Russian Astronomers Say Weird SETI Signal Is Not Aliens

by Neel V. Patel
Flickr user .freeside.

Every SETI investigation so far has ended in disappointment. The latest one that took the world by storm this week seems to winding down with a similar fate: Russian astronomers who first stumbled on the strange radio signal emanating from the star HD164595 are now saying the signal was caused by “terrestrial interference.”

The signal was first picked up by scientists in May 2015 using the RATAN-600 radio telescope.
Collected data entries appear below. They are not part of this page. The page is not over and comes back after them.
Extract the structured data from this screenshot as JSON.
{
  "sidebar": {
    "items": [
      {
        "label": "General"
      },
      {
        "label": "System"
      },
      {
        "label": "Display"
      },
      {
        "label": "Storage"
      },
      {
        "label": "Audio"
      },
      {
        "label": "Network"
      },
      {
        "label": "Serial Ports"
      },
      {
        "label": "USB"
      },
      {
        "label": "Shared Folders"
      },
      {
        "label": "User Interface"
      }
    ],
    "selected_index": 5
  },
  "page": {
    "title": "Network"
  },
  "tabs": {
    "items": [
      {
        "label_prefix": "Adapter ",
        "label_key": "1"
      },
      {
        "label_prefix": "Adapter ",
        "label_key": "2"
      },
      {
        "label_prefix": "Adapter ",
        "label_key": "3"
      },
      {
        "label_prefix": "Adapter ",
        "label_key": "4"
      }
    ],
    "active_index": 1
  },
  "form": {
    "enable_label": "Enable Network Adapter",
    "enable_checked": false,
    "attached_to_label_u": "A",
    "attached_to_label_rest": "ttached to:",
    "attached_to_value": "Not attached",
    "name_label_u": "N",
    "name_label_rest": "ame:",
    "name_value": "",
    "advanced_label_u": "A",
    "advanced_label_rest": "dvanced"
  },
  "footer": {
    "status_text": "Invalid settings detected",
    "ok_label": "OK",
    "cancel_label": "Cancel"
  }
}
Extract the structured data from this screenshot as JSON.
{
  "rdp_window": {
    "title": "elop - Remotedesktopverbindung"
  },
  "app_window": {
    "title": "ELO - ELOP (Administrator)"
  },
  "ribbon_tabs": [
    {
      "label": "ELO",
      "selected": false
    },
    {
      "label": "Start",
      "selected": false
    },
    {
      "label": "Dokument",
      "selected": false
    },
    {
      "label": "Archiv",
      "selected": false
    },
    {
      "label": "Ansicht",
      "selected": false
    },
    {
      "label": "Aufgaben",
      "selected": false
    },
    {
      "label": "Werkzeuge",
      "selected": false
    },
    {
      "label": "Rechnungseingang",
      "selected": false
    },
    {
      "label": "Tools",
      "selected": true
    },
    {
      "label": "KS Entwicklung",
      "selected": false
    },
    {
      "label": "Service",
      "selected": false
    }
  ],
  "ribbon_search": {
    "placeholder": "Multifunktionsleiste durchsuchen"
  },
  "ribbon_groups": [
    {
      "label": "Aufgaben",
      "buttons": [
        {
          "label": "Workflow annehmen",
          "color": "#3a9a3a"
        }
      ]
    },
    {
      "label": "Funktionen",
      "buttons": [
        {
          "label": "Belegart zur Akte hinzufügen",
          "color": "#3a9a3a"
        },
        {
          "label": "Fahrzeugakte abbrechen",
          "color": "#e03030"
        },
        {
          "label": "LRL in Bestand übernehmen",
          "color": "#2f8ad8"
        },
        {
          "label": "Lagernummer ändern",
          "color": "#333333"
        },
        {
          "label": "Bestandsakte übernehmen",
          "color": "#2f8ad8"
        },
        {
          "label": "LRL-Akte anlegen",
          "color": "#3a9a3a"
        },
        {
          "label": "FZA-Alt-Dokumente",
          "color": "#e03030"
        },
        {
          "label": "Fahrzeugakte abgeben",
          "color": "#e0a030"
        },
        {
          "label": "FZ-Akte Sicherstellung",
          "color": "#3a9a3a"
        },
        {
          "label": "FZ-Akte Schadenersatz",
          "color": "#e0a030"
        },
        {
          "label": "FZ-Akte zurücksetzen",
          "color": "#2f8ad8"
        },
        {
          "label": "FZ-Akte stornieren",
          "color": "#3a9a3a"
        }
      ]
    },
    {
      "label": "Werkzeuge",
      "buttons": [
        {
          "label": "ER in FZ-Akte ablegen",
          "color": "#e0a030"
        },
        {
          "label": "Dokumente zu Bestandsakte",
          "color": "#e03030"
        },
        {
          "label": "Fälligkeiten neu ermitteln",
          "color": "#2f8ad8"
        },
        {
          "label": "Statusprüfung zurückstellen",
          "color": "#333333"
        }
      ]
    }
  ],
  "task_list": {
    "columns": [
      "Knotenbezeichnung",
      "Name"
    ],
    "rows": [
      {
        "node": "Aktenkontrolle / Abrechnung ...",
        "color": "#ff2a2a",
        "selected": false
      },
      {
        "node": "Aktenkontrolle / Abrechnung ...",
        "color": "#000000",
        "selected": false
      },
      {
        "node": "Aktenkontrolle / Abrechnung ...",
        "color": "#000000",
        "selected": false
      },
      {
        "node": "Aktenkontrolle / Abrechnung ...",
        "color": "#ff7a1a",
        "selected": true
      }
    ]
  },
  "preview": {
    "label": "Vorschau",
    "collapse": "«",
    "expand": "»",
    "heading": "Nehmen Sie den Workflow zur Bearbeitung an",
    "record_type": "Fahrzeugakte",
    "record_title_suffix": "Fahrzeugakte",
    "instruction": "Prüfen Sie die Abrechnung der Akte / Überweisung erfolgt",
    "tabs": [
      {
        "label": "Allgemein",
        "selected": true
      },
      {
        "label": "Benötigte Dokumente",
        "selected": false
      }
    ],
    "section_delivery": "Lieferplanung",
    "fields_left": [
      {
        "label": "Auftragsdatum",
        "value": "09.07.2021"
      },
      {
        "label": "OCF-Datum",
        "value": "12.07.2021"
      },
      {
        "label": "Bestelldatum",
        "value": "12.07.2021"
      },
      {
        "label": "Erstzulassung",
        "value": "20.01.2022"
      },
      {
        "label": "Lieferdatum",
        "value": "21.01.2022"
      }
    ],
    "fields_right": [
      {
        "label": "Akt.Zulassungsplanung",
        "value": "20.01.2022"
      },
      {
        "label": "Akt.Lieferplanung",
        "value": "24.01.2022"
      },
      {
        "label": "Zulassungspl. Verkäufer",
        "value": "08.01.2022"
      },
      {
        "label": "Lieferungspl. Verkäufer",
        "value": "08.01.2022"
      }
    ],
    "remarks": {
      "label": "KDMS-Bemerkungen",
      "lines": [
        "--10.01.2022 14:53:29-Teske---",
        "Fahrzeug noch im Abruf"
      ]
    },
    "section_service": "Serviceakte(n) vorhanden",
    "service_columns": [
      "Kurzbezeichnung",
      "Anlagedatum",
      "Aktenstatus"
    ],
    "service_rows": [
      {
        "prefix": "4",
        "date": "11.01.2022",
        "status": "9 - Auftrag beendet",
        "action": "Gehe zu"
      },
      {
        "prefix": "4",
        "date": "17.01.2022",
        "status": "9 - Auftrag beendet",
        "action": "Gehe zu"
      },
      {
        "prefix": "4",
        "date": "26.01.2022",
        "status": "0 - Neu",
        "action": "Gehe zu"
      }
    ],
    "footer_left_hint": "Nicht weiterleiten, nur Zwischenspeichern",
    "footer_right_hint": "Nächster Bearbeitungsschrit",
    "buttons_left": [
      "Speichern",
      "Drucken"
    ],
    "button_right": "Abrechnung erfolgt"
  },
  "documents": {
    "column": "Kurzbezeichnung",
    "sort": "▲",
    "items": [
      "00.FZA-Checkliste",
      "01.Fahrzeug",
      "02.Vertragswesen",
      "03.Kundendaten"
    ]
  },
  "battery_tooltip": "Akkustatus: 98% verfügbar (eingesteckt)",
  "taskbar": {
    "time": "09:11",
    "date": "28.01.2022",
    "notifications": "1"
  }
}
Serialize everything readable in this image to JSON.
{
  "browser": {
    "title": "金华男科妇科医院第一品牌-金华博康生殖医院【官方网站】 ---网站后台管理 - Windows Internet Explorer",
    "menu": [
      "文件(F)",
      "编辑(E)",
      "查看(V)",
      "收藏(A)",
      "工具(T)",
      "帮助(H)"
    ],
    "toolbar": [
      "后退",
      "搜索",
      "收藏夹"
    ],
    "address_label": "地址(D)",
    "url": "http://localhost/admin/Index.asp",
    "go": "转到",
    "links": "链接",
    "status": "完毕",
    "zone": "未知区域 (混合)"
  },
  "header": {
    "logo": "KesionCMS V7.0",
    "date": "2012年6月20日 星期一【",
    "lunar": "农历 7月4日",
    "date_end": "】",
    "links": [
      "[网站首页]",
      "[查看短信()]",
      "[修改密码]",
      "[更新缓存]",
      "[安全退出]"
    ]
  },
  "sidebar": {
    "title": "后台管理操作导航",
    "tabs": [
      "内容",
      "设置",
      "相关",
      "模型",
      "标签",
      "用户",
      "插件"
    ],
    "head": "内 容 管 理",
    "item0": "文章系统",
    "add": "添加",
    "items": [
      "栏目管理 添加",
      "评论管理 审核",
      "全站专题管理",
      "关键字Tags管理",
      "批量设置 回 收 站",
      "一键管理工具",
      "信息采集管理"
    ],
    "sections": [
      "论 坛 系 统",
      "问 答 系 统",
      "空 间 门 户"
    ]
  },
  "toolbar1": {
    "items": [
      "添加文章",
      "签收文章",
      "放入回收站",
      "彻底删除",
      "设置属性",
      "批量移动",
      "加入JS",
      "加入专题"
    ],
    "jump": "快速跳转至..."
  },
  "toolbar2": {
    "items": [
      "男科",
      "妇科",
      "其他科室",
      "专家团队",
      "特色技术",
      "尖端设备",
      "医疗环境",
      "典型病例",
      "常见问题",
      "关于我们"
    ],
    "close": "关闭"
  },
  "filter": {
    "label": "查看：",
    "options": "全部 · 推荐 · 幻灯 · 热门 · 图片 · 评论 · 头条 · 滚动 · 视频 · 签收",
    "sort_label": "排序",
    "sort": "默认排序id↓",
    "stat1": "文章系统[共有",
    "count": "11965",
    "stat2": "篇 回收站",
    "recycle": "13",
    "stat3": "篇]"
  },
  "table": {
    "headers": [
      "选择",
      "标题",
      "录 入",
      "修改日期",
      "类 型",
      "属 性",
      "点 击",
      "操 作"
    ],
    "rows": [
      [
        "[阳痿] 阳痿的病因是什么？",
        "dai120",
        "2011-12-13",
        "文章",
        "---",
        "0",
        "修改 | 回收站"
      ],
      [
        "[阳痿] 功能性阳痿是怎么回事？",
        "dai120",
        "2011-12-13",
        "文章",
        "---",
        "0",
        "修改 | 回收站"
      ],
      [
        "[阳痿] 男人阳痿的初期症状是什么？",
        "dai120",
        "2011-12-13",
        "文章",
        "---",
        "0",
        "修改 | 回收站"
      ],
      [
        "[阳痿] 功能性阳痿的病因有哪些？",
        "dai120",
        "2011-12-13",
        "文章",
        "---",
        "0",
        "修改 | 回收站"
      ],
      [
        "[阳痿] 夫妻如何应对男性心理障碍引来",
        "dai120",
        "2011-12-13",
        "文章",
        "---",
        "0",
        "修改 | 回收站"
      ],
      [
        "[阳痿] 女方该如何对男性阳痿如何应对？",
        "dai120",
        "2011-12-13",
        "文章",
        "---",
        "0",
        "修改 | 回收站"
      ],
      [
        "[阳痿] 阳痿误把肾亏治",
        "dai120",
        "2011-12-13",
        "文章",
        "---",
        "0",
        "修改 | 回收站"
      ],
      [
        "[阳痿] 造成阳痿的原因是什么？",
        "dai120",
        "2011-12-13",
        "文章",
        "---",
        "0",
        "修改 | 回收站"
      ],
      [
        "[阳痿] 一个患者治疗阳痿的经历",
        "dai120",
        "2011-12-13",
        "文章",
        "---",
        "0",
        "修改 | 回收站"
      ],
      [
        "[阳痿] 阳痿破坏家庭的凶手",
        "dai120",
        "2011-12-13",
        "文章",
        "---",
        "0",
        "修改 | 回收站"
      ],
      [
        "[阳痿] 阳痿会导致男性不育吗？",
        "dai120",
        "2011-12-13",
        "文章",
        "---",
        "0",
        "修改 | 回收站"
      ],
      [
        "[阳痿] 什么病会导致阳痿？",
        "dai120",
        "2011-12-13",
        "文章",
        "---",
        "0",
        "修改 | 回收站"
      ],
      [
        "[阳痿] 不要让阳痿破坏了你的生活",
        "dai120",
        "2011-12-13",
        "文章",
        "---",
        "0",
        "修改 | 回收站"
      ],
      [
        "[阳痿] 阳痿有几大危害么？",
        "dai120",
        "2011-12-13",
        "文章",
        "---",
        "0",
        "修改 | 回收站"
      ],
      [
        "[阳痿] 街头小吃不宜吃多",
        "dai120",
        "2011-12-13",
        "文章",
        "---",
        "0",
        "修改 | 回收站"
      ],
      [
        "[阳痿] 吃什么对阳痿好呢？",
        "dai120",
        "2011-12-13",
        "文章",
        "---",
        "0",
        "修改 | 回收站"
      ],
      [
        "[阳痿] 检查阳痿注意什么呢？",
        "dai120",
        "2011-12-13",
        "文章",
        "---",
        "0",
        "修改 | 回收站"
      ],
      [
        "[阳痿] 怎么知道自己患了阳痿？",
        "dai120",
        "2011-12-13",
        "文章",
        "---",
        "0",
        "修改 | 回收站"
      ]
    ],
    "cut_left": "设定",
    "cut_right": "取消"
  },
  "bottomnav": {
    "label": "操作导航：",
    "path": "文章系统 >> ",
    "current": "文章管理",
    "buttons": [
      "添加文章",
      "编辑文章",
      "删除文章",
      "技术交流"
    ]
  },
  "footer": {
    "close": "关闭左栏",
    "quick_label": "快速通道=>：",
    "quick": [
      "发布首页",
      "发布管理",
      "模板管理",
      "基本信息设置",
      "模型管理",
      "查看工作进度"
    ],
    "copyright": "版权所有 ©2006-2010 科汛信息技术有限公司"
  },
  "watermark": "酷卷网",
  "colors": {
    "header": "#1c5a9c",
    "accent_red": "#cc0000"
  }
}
However, it only recently came into the spotlight and ended causing a flurry of excitement among the public and research community alike, spurring SETI investigators at the SETI Institute and at METI International begin their own follow-up investigations to see if they could find the signal once again.

The Russian Academy of Sciences announced in a statement Wednesday, “subsequent processing and analysis of the signal revealed its most probable terrestrial origin.” The statement ended on a depressing note: “It can be said with confidence that no sought-for signal has been detected yet.”

Seth Shostak, the senior researcher at the SETI Institute, had already expressed quite a bit of skepticism that his and his colleagues’ investigation using the Allen Telescope Array would bear fruit. “We spent two nights looking for [the signal],” he said in a video posted to YouTube. “We couldn’t find it.”

Shostak acknowledged the RAS’s conclusions and also added that a military satellite was thought to be the likely culprit.

However emphasized that “we still don’t know” what exactly caused the signal, and that another explanation may indeed turn out to be the case.

“You know you can’t always be cynical,” he said. “If a signal looks promising, we are going to check it out.”